Torniamo agli studi universitari. Non sono inclusi nell’obbligo scolastico, si tratta perciò di una scelta che le famiglie e gli studenti fanno autonomamente, ed è a tutti gli effetti un investimento per il futuro che prevede che a fronte di costi non indifferenti vi sia un ritorno in termini di maggiori salari. Ora: se moltiplichiamo i 2.717 euro annui versati dai privati per l’istruzione universitaria di un figlio per cinque (il numero di anni di un percorso completo) abbiamo un esborso complessivo di 13.585 euro.Ne vale la pena? La risposta è sì. I dati dell’Ocse dicono che in Italia il 43% dei lavoratori laureati guadagna uno stipendio superiore di almeno il 50% alla mediana e che solo il 24% dei diplomati può ambire ad avere un salario superiore alla mediana.
Detto in termini ancora più concreti: un laureato tra i 25 e i 34 anni, quindi appena dopo il termine degli studi, ha uno stipendio del 17,2% maggiore di quello di chi non è andato oltre il diploma. L’investimento effettuato dalle famiglie negli studi universitari dei figli viene così ripagato in un numero relativamente breve di anni. Certo, altrove il vantaggio della laurea è ancora maggiore, in Germania il guadagno di chi ha un titolo universitario è del 37,8% più alto di quello di chi ha frequentato solo le scuole superiori, nel Regno Unito del 27%, in Francia del 20,9%, nella Ue mediamente del 23,4%.

 

L’occupazione post laurea

Dai dati di Almalaurea del 2023 sappiamo quali sono i corsi di laurea che offrono le migliori possibilità lavorative.
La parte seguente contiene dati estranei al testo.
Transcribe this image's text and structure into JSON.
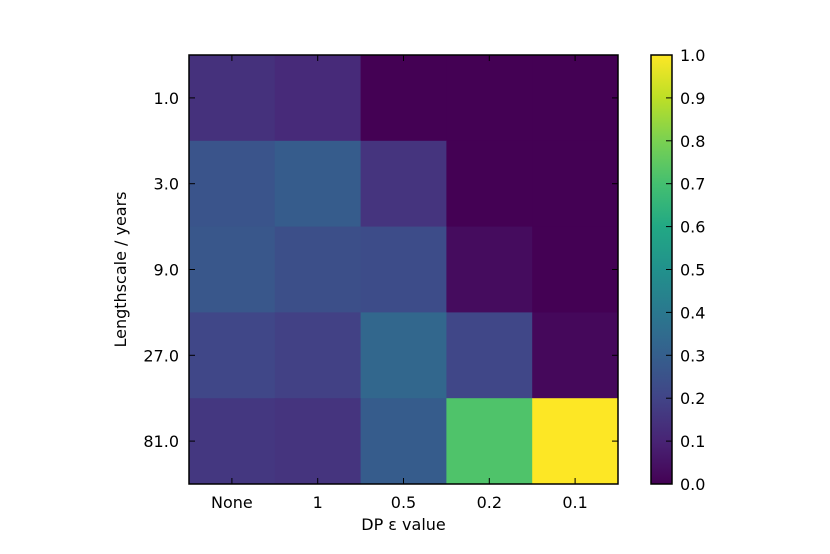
{
  "chart_data": {
    "type": "heatmap",
    "title": "",
    "xlabel": "DP ε value",
    "ylabel": "Lengthscale / years",
    "x_categories": [
      "None",
      "1",
      "0.5",
      "0.2",
      "0.1"
    ],
    "y_categories": [
      "1.0",
      "3.0",
      "9.0",
      "27.0",
      "81.0"
    ],
    "values": [
      [
        0.14,
        0.12,
        0.0,
        0.0,
        0.0
      ],
      [
        0.26,
        0.29,
        0.15,
        0.0,
        0.0
      ],
      [
        0.27,
        0.24,
        0.23,
        0.03,
        0.0
      ],
      [
        0.21,
        0.19,
        0.33,
        0.21,
        0.02
      ],
      [
        0.16,
        0.15,
        0.29,
        0.72,
        1.0
      ]
    ],
    "colormap": "viridis",
    "vmin": 0.0,
    "vmax": 1.0,
    "colorbar": {
      "ticks": [
        "0.0",
        "0.1",
        "0.2",
        "0.3",
        "0.4",
        "0.5",
        "0.6",
        "0.7",
        "0.8",
        "0.9",
        "1.0"
      ],
      "placement": "right"
    },
    "grid": false
  }
}
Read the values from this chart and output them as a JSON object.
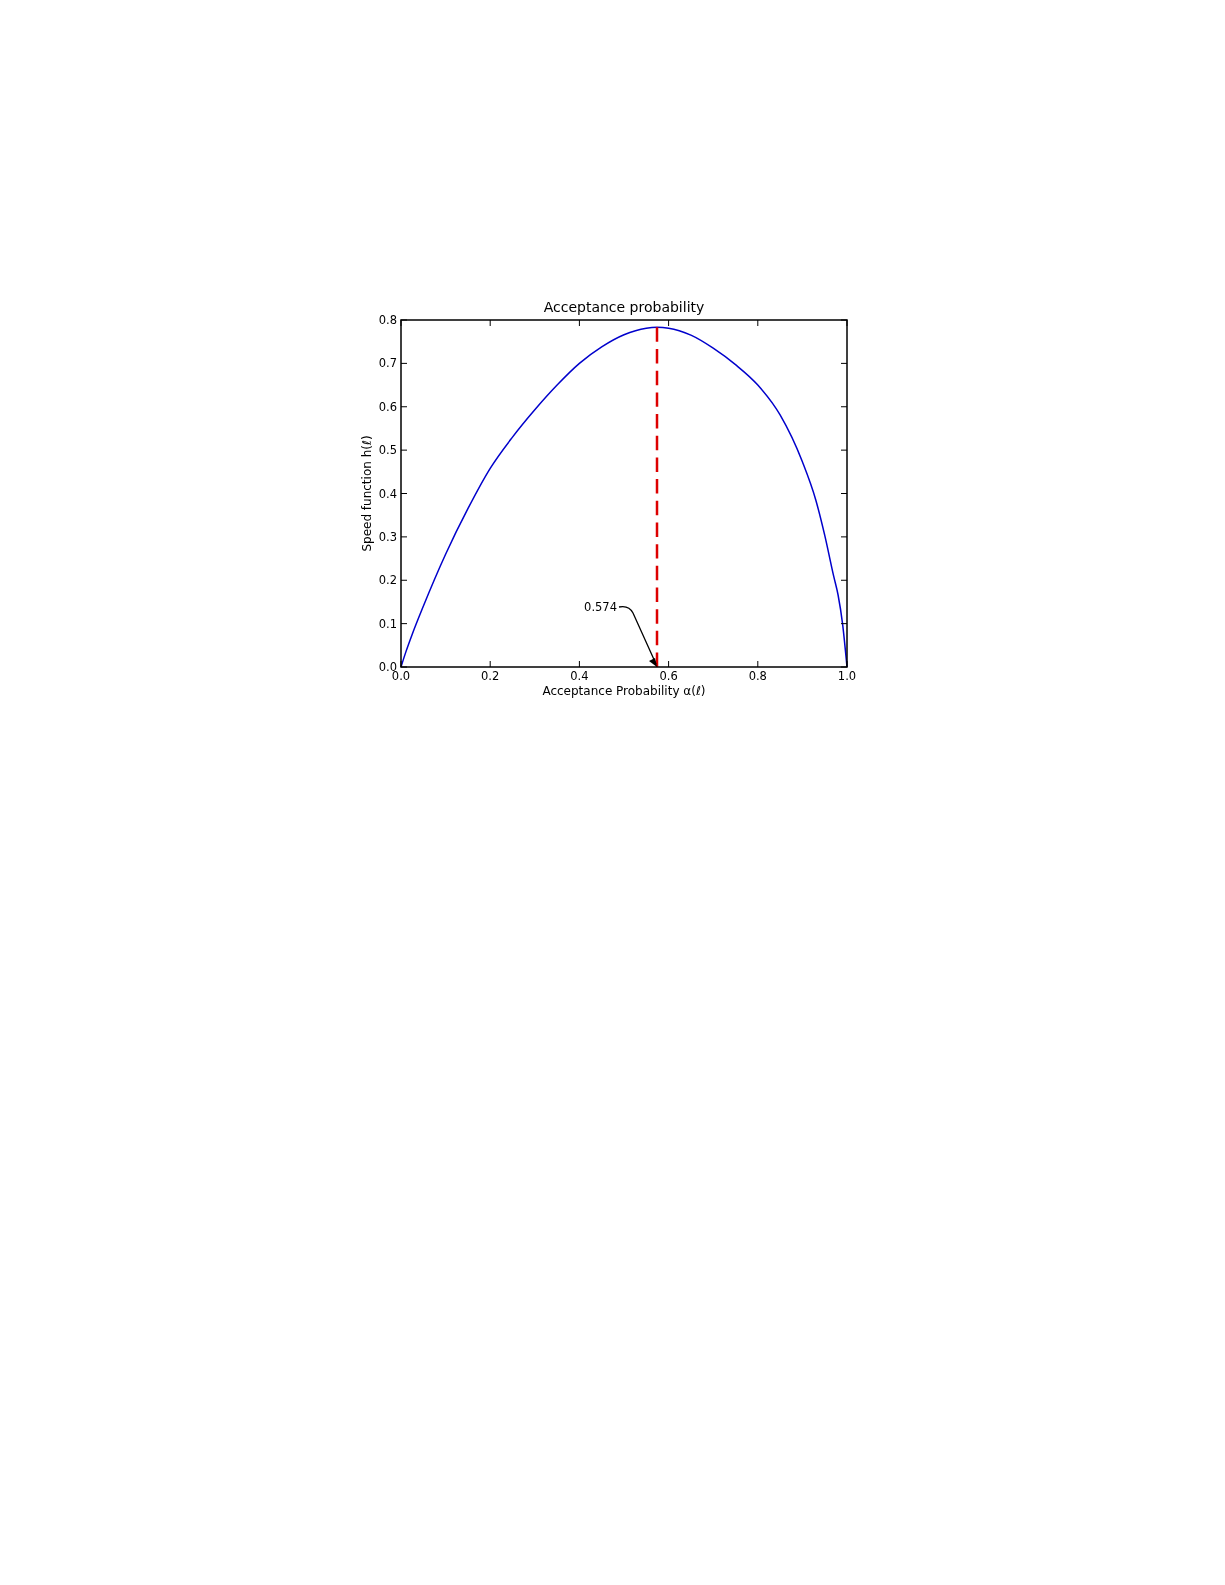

Al primo posto, Ingegneria industriale e dell’informazione: a cinque anni dal conseguimento del titolo sono occupati il 95,6% dei laureati in questa disciplina. Segue Informatica e tecnologie ICT con il 94,6% e poi Architettura e ingegneria civile con il 92,5%, mentre tra i laureati in Economia risultano occupati il 91,2%, poco più che nel ramo medico-sanitario e farmaceutico con il suo 90,9%.

Dati alla mano, insomma, l’investimento che una famiglia si trova ad affrontare non è affatto trascurabile e deve essere programmato con cura e per tempo.